Comme le reconnaissait déjà en 2010 une étude du Mouvement Desjardins, les terres agricoles deviennent une « valeur refuge » de plus en plus attrayante pour les investisseurs. Ceux-ci peuvent alors « spéculer » sur la croissance de leur valeur sur le marché, ou encore s’assurer un accès à une zone propice à la production alimentaire.
Mais une telle situation aura des « impacts négatifs » au Québec, selon l’étude menée par le groupe environnemental. « Le phénomène d’accaparement des terres se constate par ses impacts négatifs sur la société. En s’inscrivant dans une logique spéculative, une telle pratique s’éloigne ainsi du modèle agricole familial et de l’agriculture de métier telle qu’elle se présente au Québec depuis des décennies. »
« Comme c’est déjà le cas à l’échelle mondiale, l’accélération du phénomène d’accaparement à moyen et long terme pourrait menacer de façon importante la souveraineté alimentaire au Québec, peut-on également lire dans cette étude. Cette situation pourrait s’observer par un passage progressif des terres des mains des agriculteurs aux mains de non-agriculteurs, dont les finalités sont essentiellement spéculatives. »
Manque de données
Le document souligne toutefois que les données manquent pour évaluer à l’heure actuelle le phénomène d’accaparement au Québec. Le ministère de l’Agriculture devrait éventuellement se doter d’une base de données complète et uniformisée visant à suivre l’évolution du marché foncier agricole québécois.

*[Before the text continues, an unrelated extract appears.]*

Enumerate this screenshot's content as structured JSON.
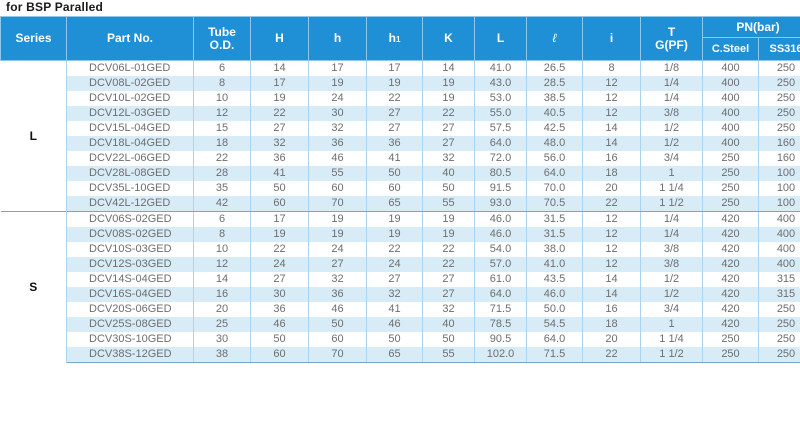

« À la lumière des informations dont nous disposons dans le cadre de cette étude, il nous apparaît toutefois extrêmement probable que le phénomène d’accaparement des terres agricoles soit déjà bien entamé au Québec et qu’il soit amené à se poursuivre de façon tout aussi inquiétante dans les années à venir sans la mise en place de mesures de contrôle plus contraignantes par le gouvernement du Québec. »
L’étude fait ainsi état de l’arrivée, au cours des dernières années, de nouveaux acquéreurs de terres agricoles ne provenant pas de ce secteur, mais aussi « un début de concentration de terres agricoles entre les mains de quelques grands investisseurs ». Ce phénomène coïncide avec une hausse de la valeur des terres au Québec.
Pour contrer cette « menace » financière, la Fondation David Suzuki recommande au gouvernement de mettre en place des mesures qui favoriseraient l’achat des terres disponibles par des agriculteurs exploitants. On suggère aussi la création d’une société d’aménagement et de développement agricole qui pourrait acquérir, administrer temporairement et transférer des actifs agricoles, suivant le principe de la « préférence agriculteurs ».